Existenzgründer und Selbstständige machen häufig die gleichen Fehler. Darüber haben wir mit Jan Leyser gesprochen. Er ist Leiter des Geschäftsbereichs "Betriebsberatung und Gewerbeförderung" bei der Handwerkskammer Pfalz in Kaiserslautern.
SWR1: Gibt es eine Art "Standardfehler", den viele junge Selbständige immer wieder machen?
Jan Leyser: Ja, dass sie sich nicht ausreichend auf ihre Selbstständigkeit vorbereiten, kann man als Standardfehler ansehen. Sie haben sich vorher einfach nicht genug mit den einzelnen rechtlichen Voraussetzungen beschäftigt und finanzielle Herausforderungen nicht berücksichtigt oder auch nicht genug Zeit eingeplant, um die Existenzgründung passend vorzubereiten.
Energiewende befeuert Erfolg von Handwerkern
SWR1: In welchem Bereich, in welcher Branche hat man gute Chancen mit der angestrebten Selbständigkeit?
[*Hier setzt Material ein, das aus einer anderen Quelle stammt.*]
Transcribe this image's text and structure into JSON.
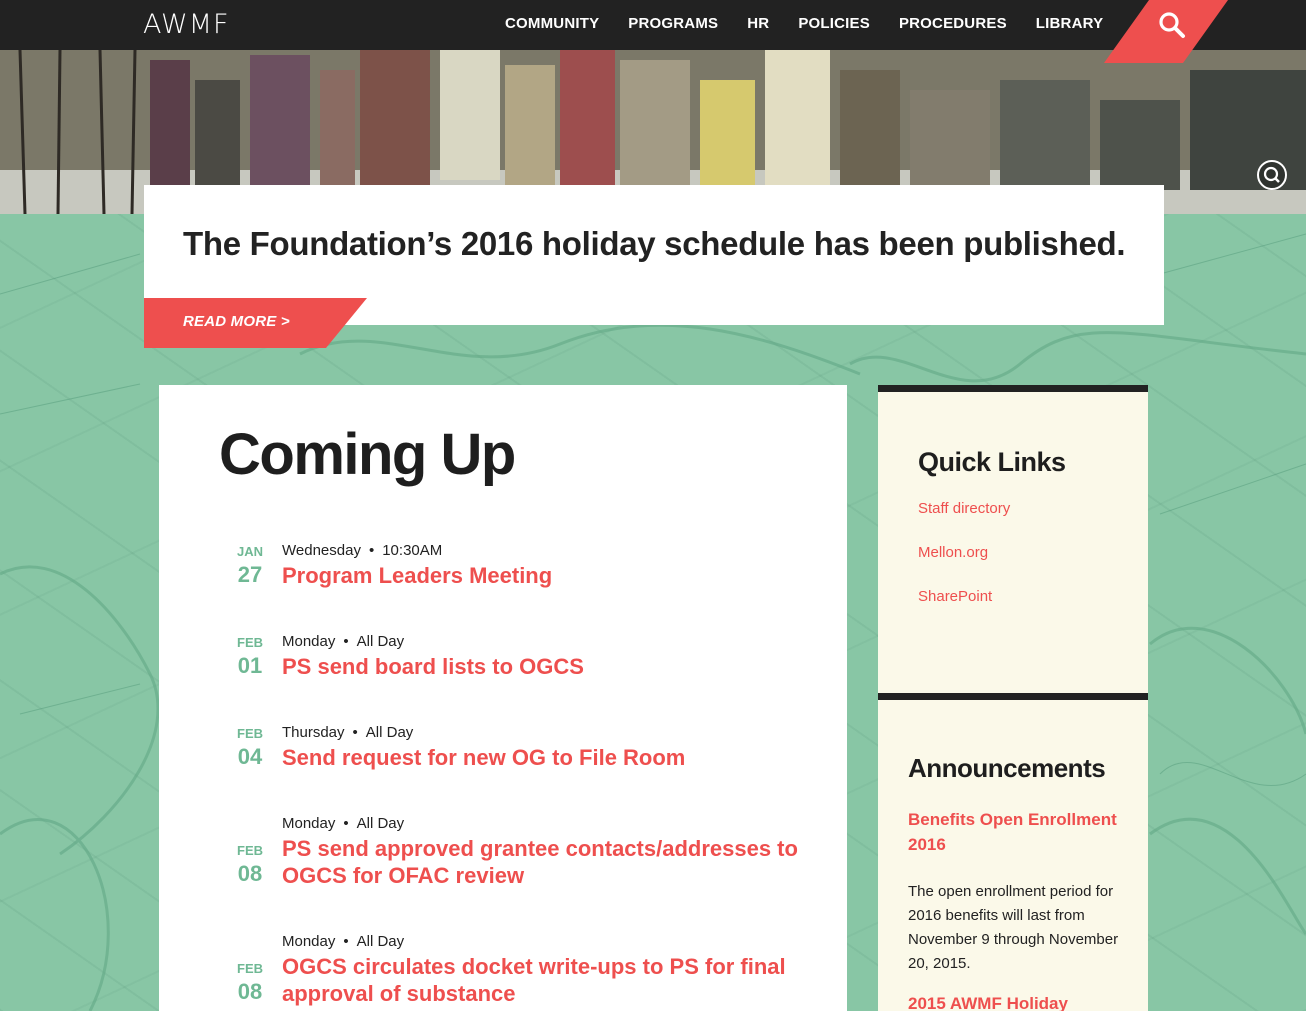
{
  "header": {
    "logo": "AWMF",
    "nav": [
      "COMMUNITY",
      "PROGRAMS",
      "HR",
      "POLICIES",
      "PROCEDURES",
      "LIBRARY"
    ]
  },
  "headline": {
    "text": "The Foundation’s 2016 holiday schedule has been published.",
    "read_more": "READ MORE >"
  },
  "coming_up": {
    "title": "Coming Up",
    "events": [
      {
        "month": "JAN",
        "day": "27",
        "weekday": "Wednesday",
        "time": "10:30AM",
        "title": "Program Leaders Meeting"
      },
      {
        "month": "FEB",
        "day": "01",
        "weekday": "Monday",
        "time": "All Day",
        "title": "PS send board lists to OGCS"
      },
      {
        "month": "FEB",
        "day": "04",
        "weekday": "Thursday",
        "time": "All Day",
        "title": "Send request for new OG to File Room"
      },
      {
        "month": "FEB",
        "day": "08",
        "weekday": "Monday",
        "time": "All Day",
        "title": "PS send approved grantee contacts/addresses to OGCS for OFAC review"
      },
      {
        "month": "FEB",
        "day": "08",
        "weekday": "Monday",
        "time": "All Day",
        "title": "OGCS circulates docket write-ups to PS for final approval of substance"
      }
    ]
  },
  "quick_links": {
    "title": "Quick Links",
    "links": [
      "Staff directory",
      "Mellon.org",
      "SharePoint"
    ]
  },
  "announcements": {
    "title": "Announcements",
    "items": [
      {
        "title": "Benefits Open Enrollment 2016",
        "body": "The open enrollment period for 2016 benefits will last from November 9 through November 20, 2015."
      },
      {
        "title": "2015 AWMF Holiday"
      }
    ]
  },
  "colors": {
    "accent": "#ee4f4e",
    "green": "#88c6a5",
    "dark": "#222222",
    "cream": "#fbf9e9"
  }
}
Leyser: Wer Qualifikationen im Bau- und Ausbauhandwerk, im Bereich der Elektrotechnik oder der Installateur- und Heizungsbauer mitbringt, hat gute Chancen. Das Thema Energiewende spielt momentan eine große Rolle. Photovoltaik-Anlagen und neue Heiz-Systeme werden gebraucht. Leute, die sich in diesen Bereichen selbstständig machen, haben deshalb sehr gute Voraussetzungen, um sich relativ schnell eine erfolgreiche Existenz aufzubauen. Einfach weil die Nachfrage da ist.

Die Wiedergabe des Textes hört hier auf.